Why Security Frameworks Matter – A Different Perspective

The security industry is certainly not lacking in standards and industry regulations. There are regulations with objectives that range from verifying that companies implement a security management system (ISO27001) and safeguard data privacy (GDPR & CCPA) to regulations ensuring secure handling of health records (HIPAA) and validating that financial institutions are adequately protected against fraud and other types of malicious activity (PCI-DSS & FINRA).

The “Hows” of Compliance

These standards typically dictate the actions, processes, and procedures that need to be implemented to comply, aka – the “hows”. As you can imagine many organizations find themselves having to comply with different standards that in many cases have overlapping requirements.

A Different Approach: The “Whats”

Frameworks take a different approach, they focus more on the “whats,” the outcomes of activities, processes, and procedures. Frameworks are valuable because they provide a structured approach for companies to understand what they need to do to improve their security posture and how they need to prepare in the event of an incident. Some examples of security frameworks include the NIST Cybersecurity Framework (NIST CSF) which was developed for U.S. federal organizations (and those doing business with federal organizations) and the HITRUST Cybersecurity Framework developed for the Health industry. While they were developed to serve specific sectors, both are used today by organizations outside that original scope.

The advantage of a framework is that it can be written in a language that, yes, even non-technical executives can understand. If frameworks take a top-down approach while regulations and standards take a bottom-up approach, the framework “whats” and the regulations and standards “hows can meet somewhere in the middle. An effective framework helps to bridge the language barrier that exists between security operations and middle management with executives. This is important since many security professionals are challenged to justify spend. More importantly, it facilitates cybersecurity awareness and helps to engage executives when needed.

Case Study: NIST Cybersecurity Framework

If we take for example NIST CSF, you will find that it is written in plain English, requiring a minimal understanding of IT concepts.
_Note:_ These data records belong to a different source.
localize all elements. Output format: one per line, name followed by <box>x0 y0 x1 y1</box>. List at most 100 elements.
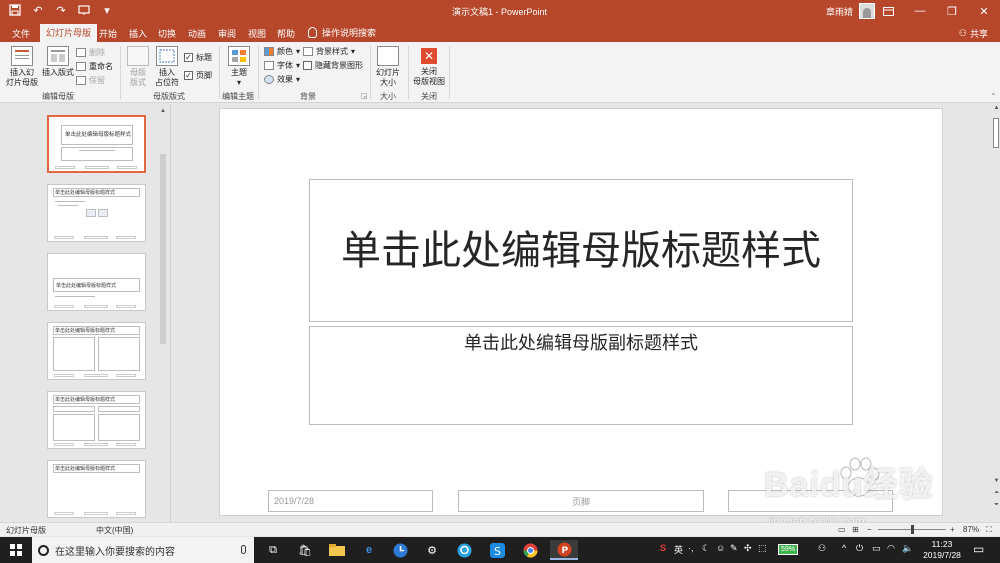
settings-gear-icon[interactable]: ⚙ <box>421 540 443 560</box>
footer-placeholder[interactable]: 页脚 <box>458 490 704 512</box>
tab-slide-master[interactable]: 幻灯片母版 <box>40 24 98 42</box>
skin-icon[interactable]: ⬚ <box>758 543 767 554</box>
title-placeholder[interactable]: 单击此处编辑母版标题样式 <box>309 179 853 322</box>
tab-help[interactable]: 帮助 <box>277 25 295 42</box>
fonts-button[interactable]: 字体 ▾ <box>264 60 300 71</box>
app-s-icon[interactable]: S <box>486 540 508 560</box>
dialog-launcher-icon[interactable]: ◲ <box>361 92 368 100</box>
powerpoint-taskbar-icon[interactable]: P <box>550 540 578 560</box>
delete-button[interactable]: 删除 <box>76 47 105 58</box>
tab-review[interactable]: 审阅 <box>218 25 236 42</box>
tab-transitions[interactable]: 切换 <box>158 25 176 42</box>
normal-view-icon[interactable]: ▭ <box>838 525 846 534</box>
tab-home[interactable]: 开始 <box>99 25 117 42</box>
account-area[interactable]: 章雨婧 <box>826 3 876 19</box>
slide-size-button[interactable]: 幻灯片 大小 <box>374 46 402 88</box>
chrome-icon[interactable] <box>519 540 541 560</box>
scroll-down-icon[interactable]: ▼ <box>993 478 1000 484</box>
next-slide-icon[interactable]: ⏷ <box>993 502 1000 509</box>
keyboard-icon[interactable]: ✎ <box>730 543 738 554</box>
scroll-up-icon[interactable]: ▲ <box>993 105 1000 111</box>
thumbnail-4[interactable]: 单击此处编辑母版标题样式 <box>47 322 146 380</box>
insert-placeholder-button[interactable]: 插入 占位符 <box>153 46 181 88</box>
show-hidden-icons[interactable]: ^ <box>842 543 846 553</box>
battery-indicator[interactable]: 59% <box>778 544 798 555</box>
app-q-icon[interactable] <box>453 540 475 560</box>
thumbnail-2[interactable]: 单击此处编辑母版标题样式 <box>47 184 146 242</box>
clock-app-icon[interactable] <box>389 540 411 560</box>
system-clock[interactable]: 11:23 2019/7/28 <box>918 539 966 561</box>
title-checkbox[interactable]: ✓ 标题 <box>184 52 212 63</box>
effects-button[interactable]: 效果 ▾ <box>264 74 300 85</box>
thumbnail-5[interactable]: 单击此处编辑母版标题样式 <box>47 391 146 449</box>
tell-me-search[interactable]: 操作说明搜索 <box>308 26 376 39</box>
battery-tray-icon[interactable]: ▭ <box>872 543 881 554</box>
footer-checkbox[interactable]: ✓ 页脚 <box>184 70 212 81</box>
slide-canvas[interactable]: 单击此处编辑母版标题样式 单击此处编辑母版副标题样式 2019/7/28 页脚 <box>220 109 942 515</box>
sogou-ime-icon[interactable]: S <box>660 543 666 553</box>
zoom-slider-knob[interactable] <box>911 525 914 534</box>
ie-browser-icon[interactable]: e <box>358 540 380 560</box>
wifi-icon[interactable]: ◠ <box>887 543 895 554</box>
insert-layout-button[interactable]: 插入版式 <box>40 46 76 78</box>
volume-icon[interactable]: 🔈 <box>902 543 913 554</box>
restore-icon[interactable]: ❐ <box>936 0 968 22</box>
preserve-button[interactable]: 保留 <box>76 75 105 86</box>
thumbnail-6[interactable]: 单击此处编辑母版标题样式 <box>47 460 146 518</box>
themes-button[interactable]: 主题 ▾ <box>226 46 252 88</box>
undo-icon[interactable]: ↶ <box>31 3 45 17</box>
power-icon[interactable]: ⏻ <box>856 543 863 554</box>
slide-sorter-icon[interactable]: ⊞ <box>852 525 859 534</box>
close-master-view-button[interactable]: ✕ 关闭 母版视图 <box>411 48 447 87</box>
tab-insert[interactable]: 插入 <box>129 25 147 42</box>
zoom-level[interactable]: 87% <box>963 525 979 534</box>
scroll-up-icon[interactable]: ▲ <box>159 108 167 114</box>
editor-scrollbar[interactable]: ▲ ▼ ⏶ ⏷ <box>993 104 1000 522</box>
scrollbar-thumb[interactable] <box>993 118 999 148</box>
customize-icon[interactable]: ▾ <box>100 3 114 17</box>
windows-start-icon[interactable] <box>10 544 22 556</box>
notifications-icon[interactable]: ▭ <box>973 542 984 556</box>
share-button[interactable]: ⚇ 共享 <box>959 27 988 40</box>
task-view-icon[interactable]: ⧉ <box>262 540 284 560</box>
tools-icon[interactable]: ✣ <box>744 543 752 554</box>
people-icon[interactable]: ⚇ <box>818 543 826 554</box>
emoji-icon[interactable]: ☺ <box>716 543 725 553</box>
zoom-out-icon[interactable]: − <box>867 525 872 534</box>
thumbnail-3[interactable]: 单击此处编辑母版标题样式 <box>47 253 146 311</box>
moon-icon[interactable]: ☾ <box>702 543 710 554</box>
ribbon-display-icon[interactable] <box>872 0 904 22</box>
insert-slide-master-button[interactable]: 插入幻 灯片母版 <box>5 46 39 88</box>
date-placeholder[interactable]: 2019/7/28 <box>268 490 433 512</box>
close-icon[interactable]: ✕ <box>968 0 1000 22</box>
punctuation-icon[interactable]: ·, <box>688 543 694 553</box>
save-icon[interactable] <box>8 3 22 17</box>
rename-button[interactable]: 重命名 <box>76 61 113 72</box>
colors-button[interactable]: 颜色 ▾ <box>264 46 300 57</box>
previous-slide-icon[interactable]: ⏶ <box>993 490 1000 497</box>
tab-animations[interactable]: 动画 <box>188 25 206 42</box>
hide-background-checkbox[interactable]: 隐藏背景图形 <box>303 60 363 71</box>
ime-mode[interactable]: 英 <box>674 543 683 556</box>
fit-slide-icon[interactable]: ⛶ <box>986 525 992 535</box>
tab-view[interactable]: 视图 <box>248 25 266 42</box>
background-styles-button[interactable]: 背景样式 ▾ <box>303 46 355 57</box>
file-explorer-icon[interactable] <box>326 540 348 560</box>
thumbnail-1[interactable]: 单击此处编辑母版标题样式 <box>47 115 146 173</box>
store-icon[interactable]: 🛍 <box>294 540 316 560</box>
scrollbar-thumb[interactable] <box>160 154 166 344</box>
present-icon[interactable] <box>77 3 91 17</box>
thumbnail-scrollbar[interactable]: ▲ <box>159 108 167 518</box>
microphone-icon[interactable] <box>241 545 246 554</box>
zoom-in-icon[interactable]: + <box>950 525 955 534</box>
tab-file[interactable]: 文件 <box>12 25 30 42</box>
tell-me-label: 操作说明搜索 <box>322 28 377 38</box>
taskbar-search[interactable]: 在这里输入你要搜索的内容 <box>32 537 254 563</box>
collapse-ribbon-icon[interactable]: ⌃ <box>990 92 997 101</box>
master-layout-button[interactable]: 母版 版式 <box>125 46 151 88</box>
subtitle-placeholder[interactable]: 单击此处编辑母版副标题样式 <box>309 326 853 425</box>
redo-icon[interactable]: ↷ <box>54 3 68 17</box>
minimize-icon[interactable]: — <box>904 0 936 22</box>
language-status[interactable]: 中文(中国) <box>96 525 133 536</box>
thumb-footer-box <box>84 305 108 308</box>
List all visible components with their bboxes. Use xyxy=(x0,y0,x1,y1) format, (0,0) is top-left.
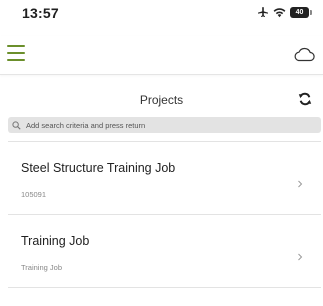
project-title: Steel Structure Training Job xyxy=(21,161,176,175)
divider xyxy=(8,287,321,288)
chevron-right-icon xyxy=(297,253,303,261)
status-bar: 13:57 40 xyxy=(0,0,323,30)
hamburger-menu-icon[interactable] xyxy=(7,44,27,62)
search-bar[interactable] xyxy=(8,117,321,133)
battery-icon: 40 xyxy=(290,6,312,18)
project-title: Training Job xyxy=(21,234,90,248)
cloud-icon[interactable] xyxy=(293,46,315,62)
search-input[interactable] xyxy=(26,118,306,132)
wifi-icon xyxy=(273,7,286,18)
search-icon xyxy=(12,120,23,131)
status-time: 13:57 xyxy=(22,5,59,21)
project-item-training-job[interactable]: Training Job Training Job xyxy=(0,215,323,287)
battery-level: 40 xyxy=(290,6,309,18)
project-subtitle: 105091 xyxy=(21,190,47,199)
project-item-steel-structure-training-job[interactable]: Steel Structure Training Job 105091 xyxy=(0,142,323,214)
page-title: Projects xyxy=(139,93,184,107)
chevron-right-icon xyxy=(297,180,303,188)
status-icons: 40 xyxy=(257,6,312,18)
projects-header: Projects xyxy=(0,87,323,113)
project-subtitle: Training Job xyxy=(21,263,62,272)
projects-list: Steel Structure Training Job 105091 Trai… xyxy=(0,141,323,288)
airplane-mode-icon xyxy=(257,6,269,18)
nav-bar xyxy=(0,36,323,75)
refresh-icon[interactable] xyxy=(298,92,312,106)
It specifies a list of sensible things (activities and outcomes) organizations should do to induct cybersecurity into their fabric and corporate culture without forcing people to deal with information technology and cybersecurity tech-speak.

The Framework Core specifies five functions:

  • Identify – What processes and assets need protection?
  • Protect – What safeguards are available?
  • Detect – What techniques can identify incidents?
  • Respond – What techniques can contain the impacts of incidents?
  • Recover – What techniques can restore capabilities?

The five functions of the Framework Core are broken down into 23 categories and 108 subcategories, these describe the “whats” of a cybersecurity practice or technique. For example, let’s look at one row in the NIST CSF:

FunctionCategorySub Category
Detect (DE)Detection Processes (DE.DP) Detection processes and procedures are maintained and tested to ensure awareness of anomalous eventsDE.DP-3 Detection processes are tested

Easy to understand? Sure. But how does this item map to the PCI-DSS regulation? And how does an organization take its first steps to implement it?

Mapping Frameworks to Regulations

Mappings to regulations and standards are provided by NIST and 3rd parties through Informative References. These are references to the specific controls of a standard (e.g. PCI DSS) that apply to a line item such as the one above. By separating the technical informative references, NIST CSF remains clear and easy to understand, it provides a common language between operations and executives and it enables companies from different industries to adapt NIST CSF to their specific profile by applying the relevant Informative References to their industry.

In the case above, the line item references PCI DSS v3.2.1 sections 10.6.1, 10.9, 11.2, 11.3 & 12.10. These provide elaboration and guidance on how detection processes should be tested and what should be recorded for compliance purposes.  In essence, the Informational References are where the standards and regulations meet the framework, where the “what” and the “how” meet and bridge the language barrier of cybersecurity.

Taking this a step further, security vendors provide a similar mapping to show how their products apply to the framework and the regulations. Breach and Attack Simulation (BAS) companies, for example, could potentially map to the subcategory “Detection processes are tested”, with information on how BAS can safely simulate adversarial behavior across all vectors of the attack kill chain to test monitoring and detection processes.

Cybersecurity Frameworks are extremely valuable to organizations and the security industry at large. They codify activities and outcomes not only for regulatory compliance purposes but also provide a common language between management and operations and between security suppliers and the market.